What happens when professors are forced to redesign their courses midsemester? How are scientists supposed to engage students in labs online? What happens to office hours? All of these are important questions that at least one low-income, first-gen student is asking.

I am also thinking about the fact that there is no Blackboard or Moodle discussion box that is big enough to contextualize all the thoughts that students have in class. Professors have very few ways to encourage connection and interaction online, and I fear that students will just not care about their courses as much as they do in an actual class where the professor or other students hold them accountable.

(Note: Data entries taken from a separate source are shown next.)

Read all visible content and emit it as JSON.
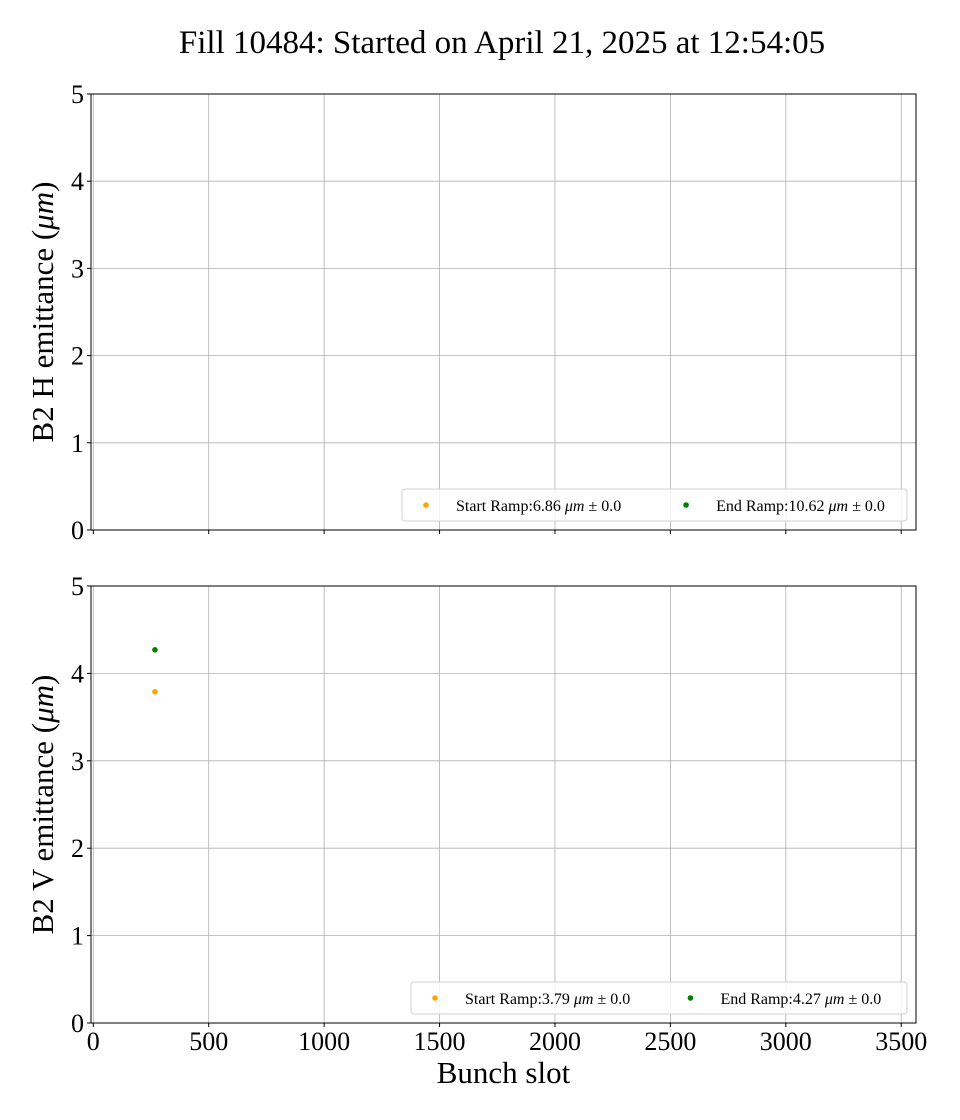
{
  "figure": {
    "title": "Fill 10484: Started on April 21, 2025 at 12:54:05"
  },
  "chart_data": [
    {
      "type": "scatter",
      "title": "",
      "xlabel": "",
      "ylabel_main": "B2 H emittance (",
      "ylabel_mu": "μm",
      "ylabel_close": ")",
      "xlim": [
        -10,
        3564
      ],
      "ylim": [
        0,
        5
      ],
      "xticks": [
        0,
        500,
        1000,
        1500,
        2000,
        2500,
        3000,
        3500
      ],
      "xtick_labels_visible": false,
      "yticks": [
        0,
        1,
        2,
        3,
        4,
        5
      ],
      "grid": true,
      "legend_position": "lower-right",
      "series": [
        {
          "name": "Start Ramp",
          "legend_prefix": "Start Ramp:6.86 ",
          "legend_unit": "μm",
          "legend_suffix": " ± 0.0",
          "color": "#ffa500",
          "points": []
        },
        {
          "name": "End Ramp",
          "legend_prefix": "End Ramp:10.62 ",
          "legend_unit": "μm",
          "legend_suffix": " ± 0.0",
          "color": "#008000",
          "points": []
        }
      ]
    },
    {
      "type": "scatter",
      "title": "",
      "xlabel": "Bunch slot",
      "ylabel_main": "B2 V emittance (",
      "ylabel_mu": "μm",
      "ylabel_close": ")",
      "xlim": [
        -10,
        3564
      ],
      "ylim": [
        0,
        5
      ],
      "xticks": [
        0,
        500,
        1000,
        1500,
        2000,
        2500,
        3000,
        3500
      ],
      "xtick_labels_visible": true,
      "yticks": [
        0,
        1,
        2,
        3,
        4,
        5
      ],
      "grid": true,
      "legend_position": "lower-right",
      "series": [
        {
          "name": "Start Ramp",
          "legend_prefix": "Start Ramp:3.79 ",
          "legend_unit": "μm",
          "legend_suffix": " ± 0.0",
          "color": "#ffa500",
          "points": [
            [
              267,
              3.79
            ]
          ]
        },
        {
          "name": "End Ramp",
          "legend_prefix": "End Ramp:4.27 ",
          "legend_unit": "μm",
          "legend_suffix": " ± 0.0",
          "color": "#008000",
          "points": [
            [
              267,
              4.27
            ]
          ]
        }
      ]
    }
  ]
}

I hope that you, as administrators tasked with making big decisions, are also considering, at minimum, a refund or advance credit for room and board charges. Many parents and students, me included, have paid tens of thousands of dollars for our room and meal plans that will not be utilized in the foreseeable future. Many of us take out loans to cover these expenses, and it is harsh and unreasonable to force us to pay for things that we won’t use. Students and parents are counting every penny that it takes to finance a college degree, and paying for things we don’t use is literally like throwing cash in the trash.

As questions and concerns arise, please continue to consult your stakeholders, but know that students and their parents are the most important constituencies. While you all undoubtedly report to a supervisor of some sort, your decisions should be informed not only by those supervisors but by students and their parents, as well. That means listening to the concerns of your minority student population and doing everything that you can to ensure their needs are being met and supported. Do right by them, and worry about the consequences later.